FACTS Relator began working for LTF Operations Holdings, Inc. on December 20, 2006, and was laid off on November 7, 2007. Although he was entitled to severance pay and thus would not be eligible to receive unemployment benefits until after January 20, 2008, relator immediately contacted the Department of Employment and Economic Development (DEED) and applied for unemployment benefits. Pursuant to this application, DEED made a “Determination of Benefits Account” (DBA) for relator on November 13, 2007 and set his account date as November 4, 2007. The account date is important because it establishes the base period used for the DBA. With a November 2007 account date, relator had a base period of July 1, 2006 through June 30, 2007. This base period did not include wage credits earned by relator at LTF after June 30, 2007. Using this base period and the DBA, relator’s weekly benefit was $351. The deadline for appealing the DBA was December 3, 2007 (20 calendar days after the DBA was sent). Relator could have had a base period with more wage credits and had a higher weekly benefit, if, in January 2008, before his severance payments ended, he had withdrawn the account that he had established and opened a new account. The new account would have re-set the account date, and relator’s base period would have been October 1, 2006 through September 30, 2007. With the additional wages he had earned in the new base period, the DBA for relator would have resulted in a weekly benefit of $538 ($293 more).
Relator did not realize this diminished benefit level until late 2008, when he compared his situation with an unemployed acquaintance. On December 31, 2008,
relator submitted a “letter of appeal” to DEED concerning his account date. Relator stated he was “appealing the start date of [his] November 4, 2007 unemployment benefit account and request[ing] that the account start date be changed to January 2008.” Because relator’s appeal was not filed within 20 calendar days from the November 13 mailing date of the DBA, the ULJ concluded he had “no legal authority to hear and consider the appeal” and dismissed relator’s appeal for lack of jurisdiction. Relator requested reconsideration. On March 17, 2009, relator wrote to DEED and enclosed written comments in support of the request. The comments summarized relator’s contacts with DEED in an effort to establish that DEED failed to provide him the maximum benefits available by law.
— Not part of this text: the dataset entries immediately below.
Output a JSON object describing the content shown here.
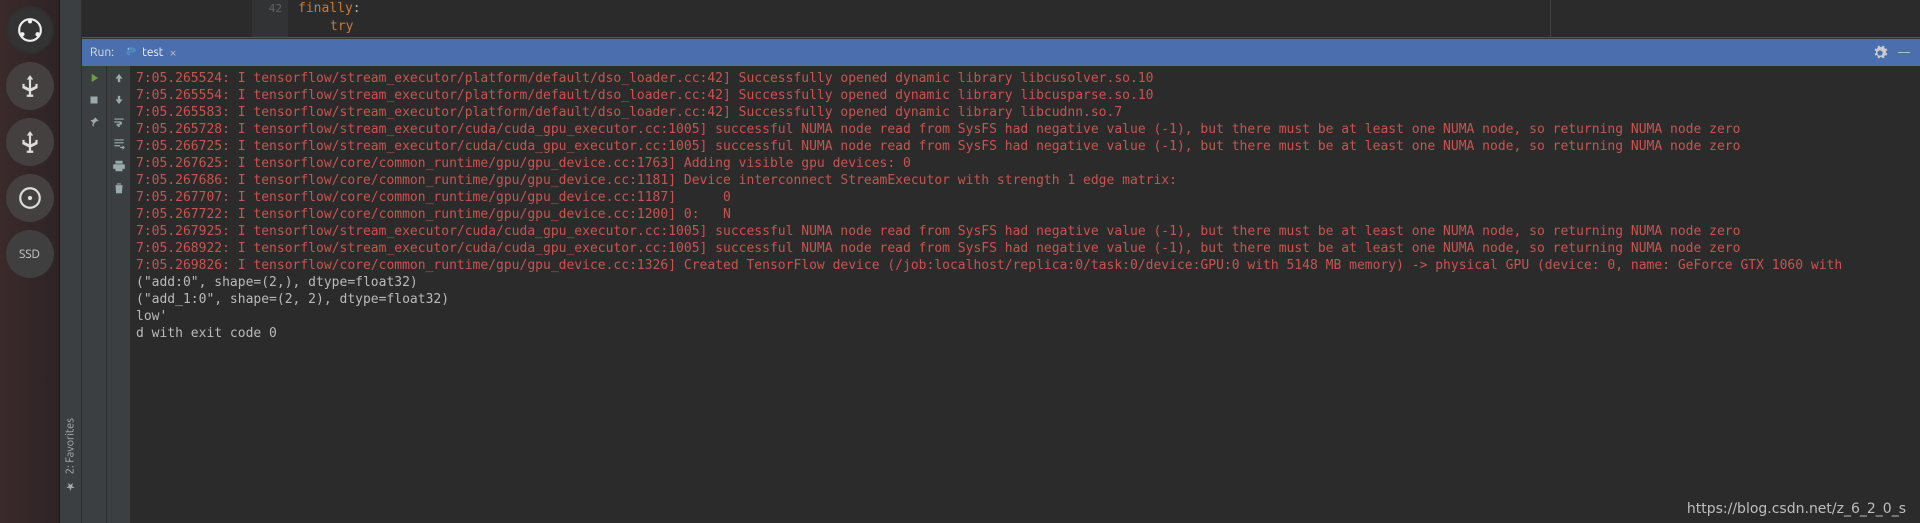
{
  "launcher": {
    "items": [
      {
        "name": "ubuntu",
        "label": "Ubuntu"
      },
      {
        "name": "usb1",
        "label": "USB"
      },
      {
        "name": "usb2",
        "label": "USB"
      },
      {
        "name": "disk",
        "label": "Disk"
      },
      {
        "name": "ssd",
        "label": "SSD"
      }
    ]
  },
  "sidestrip": {
    "favorites_label": "2: Favorites"
  },
  "editor": {
    "line_number": "42",
    "code_kw_finally": "finally",
    "code_colon": ":",
    "code_try": "try"
  },
  "run": {
    "label": "Run:",
    "tab_name": "test"
  },
  "console": {
    "lines": [
      {
        "cls": "stderr",
        "text": "7:05.265524: I tensorflow/stream_executor/platform/default/dso_loader.cc:42] Successfully opened dynamic library libcusolver.so.10"
      },
      {
        "cls": "stderr",
        "text": "7:05.265554: I tensorflow/stream_executor/platform/default/dso_loader.cc:42] Successfully opened dynamic library libcusparse.so.10"
      },
      {
        "cls": "stderr",
        "text": "7:05.265583: I tensorflow/stream_executor/platform/default/dso_loader.cc:42] Successfully opened dynamic library libcudnn.so.7"
      },
      {
        "cls": "stderr",
        "text": "7:05.265728: I tensorflow/stream_executor/cuda/cuda_gpu_executor.cc:1005] successful NUMA node read from SysFS had negative value (-1), but there must be at least one NUMA node, so returning NUMA node zero"
      },
      {
        "cls": "stderr",
        "text": "7:05.266725: I tensorflow/stream_executor/cuda/cuda_gpu_executor.cc:1005] successful NUMA node read from SysFS had negative value (-1), but there must be at least one NUMA node, so returning NUMA node zero"
      },
      {
        "cls": "stderr",
        "text": "7:05.267625: I tensorflow/core/common_runtime/gpu/gpu_device.cc:1763] Adding visible gpu devices: 0"
      },
      {
        "cls": "stderr",
        "text": "7:05.267686: I tensorflow/core/common_runtime/gpu/gpu_device.cc:1181] Device interconnect StreamExecutor with strength 1 edge matrix:"
      },
      {
        "cls": "stderr",
        "text": "7:05.267707: I tensorflow/core/common_runtime/gpu/gpu_device.cc:1187]      0"
      },
      {
        "cls": "stderr",
        "text": "7:05.267722: I tensorflow/core/common_runtime/gpu/gpu_device.cc:1200] 0:   N"
      },
      {
        "cls": "stderr",
        "text": "7:05.267925: I tensorflow/stream_executor/cuda/cuda_gpu_executor.cc:1005] successful NUMA node read from SysFS had negative value (-1), but there must be at least one NUMA node, so returning NUMA node zero"
      },
      {
        "cls": "stderr",
        "text": "7:05.268922: I tensorflow/stream_executor/cuda/cuda_gpu_executor.cc:1005] successful NUMA node read from SysFS had negative value (-1), but there must be at least one NUMA node, so returning NUMA node zero"
      },
      {
        "cls": "stderr",
        "text": "7:05.269826: I tensorflow/core/common_runtime/gpu/gpu_device.cc:1326] Created TensorFlow device (/job:localhost/replica:0/task:0/device:GPU:0 with 5148 MB memory) -> physical GPU (device: 0, name: GeForce GTX 1060 with"
      },
      {
        "cls": "stdout",
        "text": "(\"add:0\", shape=(2,), dtype=float32)"
      },
      {
        "cls": "stdout",
        "text": ""
      },
      {
        "cls": "stdout",
        "text": "(\"add_1:0\", shape=(2, 2), dtype=float32)"
      },
      {
        "cls": "stdout",
        "text": ""
      },
      {
        "cls": "stdout",
        "text": ""
      },
      {
        "cls": "stdout",
        "text": "low'"
      },
      {
        "cls": "stdout",
        "text": ""
      },
      {
        "cls": "stdout",
        "text": "d with exit code 0"
      }
    ]
  },
  "watermark": "https://blog.csdn.net/z_6_2_0_s"
}
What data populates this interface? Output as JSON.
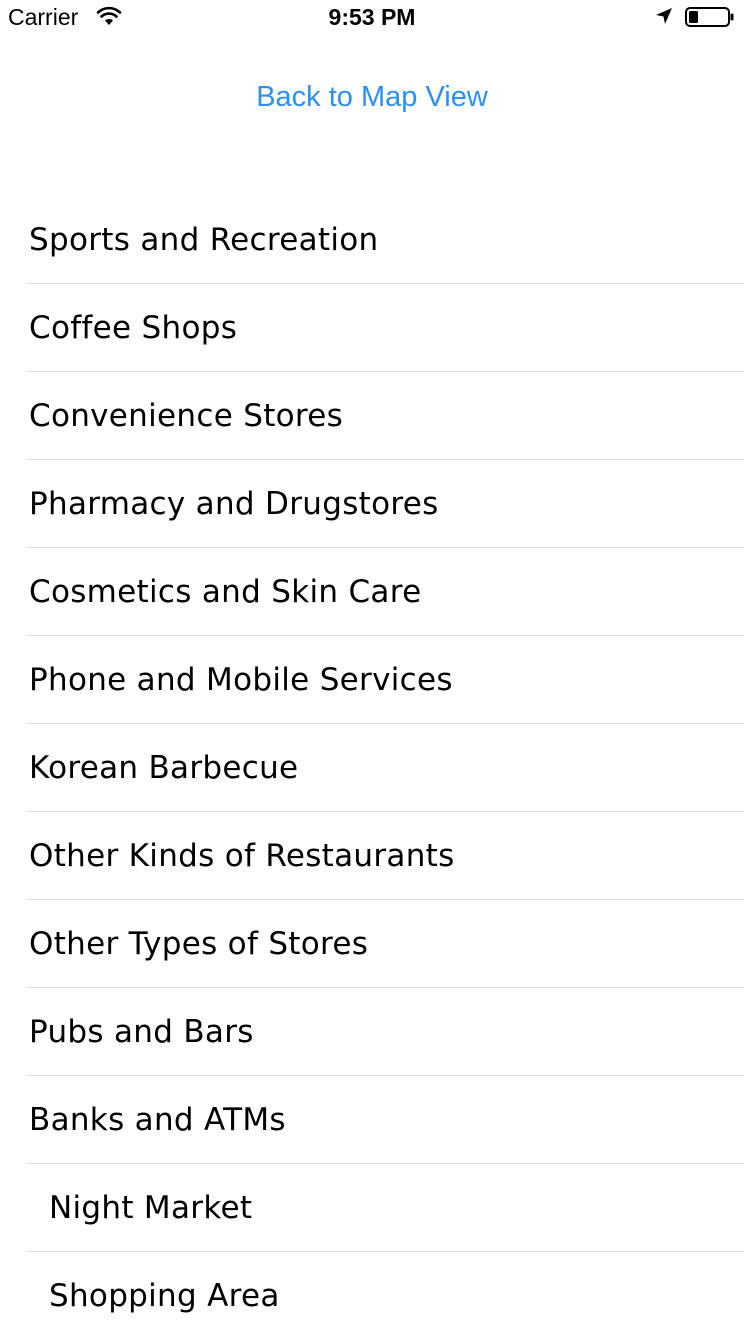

The ULJ affirmed the earlier decision. Relator subsequently asserted that his March 17 letter and accompanying comments was initially misfiled by DEED staff and not made available to the ULJ on a timely basis. This appeal by certiorari followed. DECISION When reviewing an unemployment-benefits decision, the reviewing court may affirm, remand for further proceedings, or reverse or modify the decision if the substantial rights of relator may have been prejudiced because the decision is affected by error of law, unsupported by substantial evidence, or arbitrary or capricious. Minn. Stat. § 268.105, subd. 7(d)(4)-(6) (Supp. 2007). The court will not disturb factual findings sustained by substantial evidence. Id. Whether an employee is eligible to receive 3
unemployment benefits is a question of law reviewed de novo. Bukkuri v. Dep’t of Employment & Econ. Dev., 729 N.W.2d 20, 21 (Minn. App. 2007). The basic issue on appeal is whether the ULJ erred in finding that he lacked jurisdiction to hear the merits of relator’s claim. Jurisdiction for unemployment-benefit appeals is exclusively established in chapter 268 of the Minnesota Statutes. Christgau v. Fine, 223 Minn. 452, 455, 27 N.W.2d 193, 195 (1947) (noting that jurisdiction question hinges on construction of statutes). There is no equitable or common-law entitlement to benefits. Minn. Stat. § 268.069, subd. 3 (Supp. 2007). When the agency has dismissed an appeal for lack of jurisdiction, we decide that question de novo and remand if dismissal was improper. Christgau, 223 Minn. at 463, 27 N.W.2d at 199. To address whether relator’s appeal was untimely and the ULJ lacked jurisdiction, we must first decide whether the ULJ correctly characterized relator’s claim as an appeal of the DBA. Relator’s “letter of appeal” states: I am appealing the start date of my November 4, 2007 unemployment benefit account and request that the account start date be changed to January 2008, when I became eligible to receive benefits. In his request for reconsideration, relator describes the facts surrounding his appeal and reiterates this argument. He claimed that DEED failed to maximize his benefit by not advising him to withdraw his account and reapply. He concluded by requesting that the ULJ “rectify this issue by adding another quarter of earnings to the base period of my [DBA].”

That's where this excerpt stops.